The thesis of this work is that by applying economic metaphors to cluster resource management, significantly more value can be delivered to users compared to traditional approaches. We hypothesize that explicit resource valuations and price feedback can lead to substantially higher value delivered to users. To support our thesis, we demonstrate both feasibility through practical implementations of prototype systems and quantitative advantages through use of extensive simulations. For feasibility, we present a system architecture for market-based cluster resource management and describe two prototype implementations that realize this architecture, one for time-shared environments, the other for batch environments. Both were deployed on subsets of a 300+ CPU cluster of SMPs and subjected to use by a real user community. To quantify the benefits of market-based systems in a systematic fashion, we perform an extensive set of simulations of a 32-node cluster. We analyze performance sensitivity to distributions on resource valuations and distributions on workload parameters including job arrival processes, job resource requirements, workload burstiness, and utilization among others. Using these results, we pinpoint the types of workloads and the regimes of operation in which market-based systems have the most impact. Results show that market-based systems deliver substantially higher value for both time-shared systems and batch systems compared to traditional approaches. For time-shared systems, we observe that explicit resource valuations are a huge benefit and see substantial improvements in value delivered (2x–5x for typical workloads) when resource valuations are known as opposed to when they are not known. On the other hand, we observe that price feedback is only moderately effective, yielding at most a 30% improvement in value delivered, since knowing valuations already provides systems with enough information to focus on high valued uses of resources during contention.
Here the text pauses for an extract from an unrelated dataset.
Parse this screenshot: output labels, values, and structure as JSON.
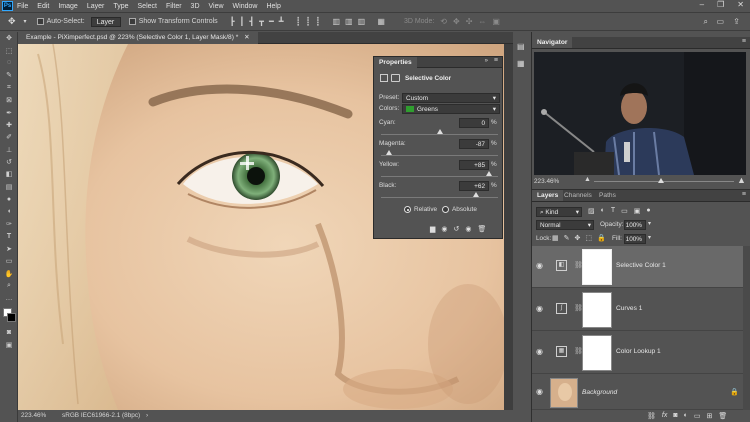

For batch systems, we observe that knowing valuations leads to large performance improvements similar to the time-shared case when valuations are known. On the other hand, we observe that adequately parameterized supercomputing center policies with multiple FIFO queues with different priorities are almost as effective as a first price auction with time-varying bids for sequential jobs but substantially less effective for parallel workloads. (Abstract shortened by UMI.)